Q2. Do you still enjoy your work?
Yes, well to be accurate, yes most of the time! Now I get pleasure out of seeing younger conveyancers in the department develop and my difficult cases getting safely over the line rather than the volumes I used to do.
Q3. When you are onboarding a new client, can you share examples of situations where alarm bells might ring and when you would decline to act?
The client who rings to instruct you saying they want to exchange and complete within 10 days; they do not want a survey or searches and their uncle will be transferring the full purchase price from his US Virgin Islands account is one from last year. Another recently when we asked about source of funds became very aggressive, very quickly, and wanting to know what business their wealth was to do with us? Er… thanks but no thanks.
Q4. If there was one thing you could suggest to make the residential conveyancing process smoother and more efficient, what would it be?
One Statutory instrument that implemented a requirement that leasehold management companies need to provide full replies to an LPE1 within 7 days of request at a maximum fee of £200 including vat. And a licencing authority to implement it.

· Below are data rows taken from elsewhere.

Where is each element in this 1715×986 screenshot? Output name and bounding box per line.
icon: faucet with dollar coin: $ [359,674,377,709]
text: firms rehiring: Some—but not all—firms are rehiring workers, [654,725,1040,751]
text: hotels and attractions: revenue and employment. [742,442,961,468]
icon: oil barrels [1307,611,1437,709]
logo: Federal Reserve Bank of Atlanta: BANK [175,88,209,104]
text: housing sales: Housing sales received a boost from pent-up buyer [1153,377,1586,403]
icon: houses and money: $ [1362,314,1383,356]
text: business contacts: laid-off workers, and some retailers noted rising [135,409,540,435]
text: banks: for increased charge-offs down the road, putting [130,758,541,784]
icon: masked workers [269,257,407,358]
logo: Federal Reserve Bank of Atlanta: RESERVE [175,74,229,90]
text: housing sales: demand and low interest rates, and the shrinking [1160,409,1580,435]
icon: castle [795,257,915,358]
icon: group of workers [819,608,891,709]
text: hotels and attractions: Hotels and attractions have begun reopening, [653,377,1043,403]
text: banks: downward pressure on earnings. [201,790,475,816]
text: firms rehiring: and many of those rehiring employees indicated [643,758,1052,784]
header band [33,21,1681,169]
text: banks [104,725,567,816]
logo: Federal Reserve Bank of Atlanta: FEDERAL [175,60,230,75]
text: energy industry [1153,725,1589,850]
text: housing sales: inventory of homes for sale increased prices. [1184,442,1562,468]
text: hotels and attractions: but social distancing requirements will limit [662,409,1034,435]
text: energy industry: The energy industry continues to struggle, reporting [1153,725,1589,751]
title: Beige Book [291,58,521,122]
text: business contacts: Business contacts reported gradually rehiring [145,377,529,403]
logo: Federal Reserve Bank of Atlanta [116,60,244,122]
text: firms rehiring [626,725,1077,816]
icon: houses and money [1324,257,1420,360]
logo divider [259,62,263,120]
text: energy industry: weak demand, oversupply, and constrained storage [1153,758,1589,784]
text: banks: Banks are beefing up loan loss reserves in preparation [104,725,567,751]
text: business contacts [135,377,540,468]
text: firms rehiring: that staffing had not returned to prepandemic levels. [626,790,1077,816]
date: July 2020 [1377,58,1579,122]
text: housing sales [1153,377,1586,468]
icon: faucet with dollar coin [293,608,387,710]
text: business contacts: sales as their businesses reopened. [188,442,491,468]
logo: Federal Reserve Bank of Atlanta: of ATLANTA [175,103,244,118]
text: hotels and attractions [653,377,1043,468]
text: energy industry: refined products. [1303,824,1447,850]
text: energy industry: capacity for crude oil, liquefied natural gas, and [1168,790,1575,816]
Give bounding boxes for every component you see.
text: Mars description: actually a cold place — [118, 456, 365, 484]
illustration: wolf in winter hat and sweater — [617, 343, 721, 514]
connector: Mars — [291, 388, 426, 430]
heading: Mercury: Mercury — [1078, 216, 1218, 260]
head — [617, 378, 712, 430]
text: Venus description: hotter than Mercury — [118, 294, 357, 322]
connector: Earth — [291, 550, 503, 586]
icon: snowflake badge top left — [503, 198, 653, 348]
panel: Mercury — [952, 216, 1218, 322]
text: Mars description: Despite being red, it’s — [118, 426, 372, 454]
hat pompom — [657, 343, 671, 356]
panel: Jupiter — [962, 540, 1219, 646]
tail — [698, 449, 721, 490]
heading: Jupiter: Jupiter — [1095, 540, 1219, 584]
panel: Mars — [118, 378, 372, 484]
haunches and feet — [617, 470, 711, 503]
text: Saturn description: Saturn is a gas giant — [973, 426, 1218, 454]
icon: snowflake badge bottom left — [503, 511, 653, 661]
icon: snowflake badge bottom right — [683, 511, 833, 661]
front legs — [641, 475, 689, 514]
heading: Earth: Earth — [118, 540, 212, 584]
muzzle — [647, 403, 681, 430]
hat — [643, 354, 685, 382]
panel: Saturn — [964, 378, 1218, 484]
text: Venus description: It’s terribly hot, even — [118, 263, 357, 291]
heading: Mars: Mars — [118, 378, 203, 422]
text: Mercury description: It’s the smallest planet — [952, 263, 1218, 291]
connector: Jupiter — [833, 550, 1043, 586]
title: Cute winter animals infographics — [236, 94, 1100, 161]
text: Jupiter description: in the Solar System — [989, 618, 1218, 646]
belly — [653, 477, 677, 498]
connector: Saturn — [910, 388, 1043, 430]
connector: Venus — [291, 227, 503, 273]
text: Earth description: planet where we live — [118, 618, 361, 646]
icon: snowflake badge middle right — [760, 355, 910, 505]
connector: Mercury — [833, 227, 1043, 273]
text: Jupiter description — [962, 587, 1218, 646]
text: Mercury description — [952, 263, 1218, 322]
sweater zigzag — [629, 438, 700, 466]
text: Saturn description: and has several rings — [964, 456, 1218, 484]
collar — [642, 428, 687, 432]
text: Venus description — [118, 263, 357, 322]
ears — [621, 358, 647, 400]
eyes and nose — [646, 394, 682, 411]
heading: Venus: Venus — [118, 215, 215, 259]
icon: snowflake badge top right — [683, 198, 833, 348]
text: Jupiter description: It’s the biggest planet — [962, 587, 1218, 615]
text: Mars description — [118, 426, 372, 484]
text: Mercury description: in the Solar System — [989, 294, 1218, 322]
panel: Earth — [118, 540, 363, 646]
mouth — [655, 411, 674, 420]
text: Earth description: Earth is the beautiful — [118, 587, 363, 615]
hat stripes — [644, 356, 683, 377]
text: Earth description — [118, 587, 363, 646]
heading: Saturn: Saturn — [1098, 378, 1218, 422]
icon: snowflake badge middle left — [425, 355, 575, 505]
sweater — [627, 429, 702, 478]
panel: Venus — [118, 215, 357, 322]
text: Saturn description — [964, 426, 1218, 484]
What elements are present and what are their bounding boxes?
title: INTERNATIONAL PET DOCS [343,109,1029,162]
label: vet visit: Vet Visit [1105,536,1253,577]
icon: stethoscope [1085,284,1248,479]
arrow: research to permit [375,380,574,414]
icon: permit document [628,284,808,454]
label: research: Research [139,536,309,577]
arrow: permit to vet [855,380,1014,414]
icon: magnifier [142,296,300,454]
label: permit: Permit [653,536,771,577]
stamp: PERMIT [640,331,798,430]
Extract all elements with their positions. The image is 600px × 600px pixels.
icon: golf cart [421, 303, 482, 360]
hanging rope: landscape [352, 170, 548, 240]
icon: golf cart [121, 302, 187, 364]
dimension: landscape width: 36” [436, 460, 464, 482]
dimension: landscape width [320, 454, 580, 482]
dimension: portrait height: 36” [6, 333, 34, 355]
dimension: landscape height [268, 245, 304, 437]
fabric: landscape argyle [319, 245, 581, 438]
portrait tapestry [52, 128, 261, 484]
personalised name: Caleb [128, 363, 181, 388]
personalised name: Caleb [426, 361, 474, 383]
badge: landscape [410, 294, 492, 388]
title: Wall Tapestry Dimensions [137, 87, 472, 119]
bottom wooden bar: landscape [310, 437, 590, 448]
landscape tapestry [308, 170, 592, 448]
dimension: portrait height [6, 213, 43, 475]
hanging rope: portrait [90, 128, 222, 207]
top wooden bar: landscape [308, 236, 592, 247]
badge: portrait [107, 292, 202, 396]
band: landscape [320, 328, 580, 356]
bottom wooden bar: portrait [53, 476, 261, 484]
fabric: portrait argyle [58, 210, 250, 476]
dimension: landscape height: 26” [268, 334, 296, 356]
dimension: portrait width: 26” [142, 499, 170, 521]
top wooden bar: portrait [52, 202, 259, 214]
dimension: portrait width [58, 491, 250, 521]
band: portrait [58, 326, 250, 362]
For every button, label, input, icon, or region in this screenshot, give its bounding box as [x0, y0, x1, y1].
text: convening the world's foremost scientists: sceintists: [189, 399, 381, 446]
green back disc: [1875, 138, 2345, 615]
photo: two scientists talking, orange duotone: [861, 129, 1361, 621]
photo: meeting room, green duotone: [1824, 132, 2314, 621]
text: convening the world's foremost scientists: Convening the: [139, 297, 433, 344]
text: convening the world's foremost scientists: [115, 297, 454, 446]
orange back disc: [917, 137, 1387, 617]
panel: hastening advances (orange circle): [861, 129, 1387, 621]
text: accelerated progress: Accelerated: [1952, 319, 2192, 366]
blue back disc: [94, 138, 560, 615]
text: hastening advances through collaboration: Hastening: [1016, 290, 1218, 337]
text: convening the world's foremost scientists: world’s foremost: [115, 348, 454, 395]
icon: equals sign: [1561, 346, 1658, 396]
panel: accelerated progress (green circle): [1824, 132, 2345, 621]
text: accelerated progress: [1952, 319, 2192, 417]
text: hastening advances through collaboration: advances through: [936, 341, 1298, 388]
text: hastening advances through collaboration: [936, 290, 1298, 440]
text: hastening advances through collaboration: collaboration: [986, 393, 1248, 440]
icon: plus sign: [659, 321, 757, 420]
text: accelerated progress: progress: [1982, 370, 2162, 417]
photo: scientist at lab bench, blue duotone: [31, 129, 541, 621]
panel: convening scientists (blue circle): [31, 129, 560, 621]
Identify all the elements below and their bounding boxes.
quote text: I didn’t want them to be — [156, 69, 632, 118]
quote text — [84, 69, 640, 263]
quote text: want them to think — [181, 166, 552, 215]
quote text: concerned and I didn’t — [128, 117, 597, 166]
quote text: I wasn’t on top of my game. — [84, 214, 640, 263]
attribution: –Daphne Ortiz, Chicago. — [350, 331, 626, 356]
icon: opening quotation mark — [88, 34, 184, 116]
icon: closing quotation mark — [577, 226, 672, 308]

Q5. If you were taking on a new trainee or member of your support staff what would be your three most important pieces of advice when acting for a buyer in a residential transaction?
We have a number of trainees and so this is from a chat I had with one this week:
Know your client and what they are trying to achieve. This does not just mean taking some ID, doing a verification, and looking at a bank statement regarding their deposit. Talk to them! Is there anything they have seen when they offered that they want us to find out about or check from their visits? Are they going to live at the property themselves? Are they expecting to do works to the property? How are they going to jointly own the property? The list goes on and a 5-minute call at the outset gives you so much information and hopefully makes you seem human to the client. Building rapport and trust is critical.
Q6. How do you deal with pre-exchange buyer client inspection?
We suggest to the client they need to inspect the property when we send them replies to enquiries explaining the reasons why that is a good idea.
Q7. Where do you stand on reporting on title? Do you prepare interim reports on title or a full and complete report on title when the due diligence process is completed?
I am going to fudge this by saying both. We report on searches, protocol documents, mortgage, plans and replies to enquiries as and when we get them. Once we have everything, we then contract report sending them everything as a final summary.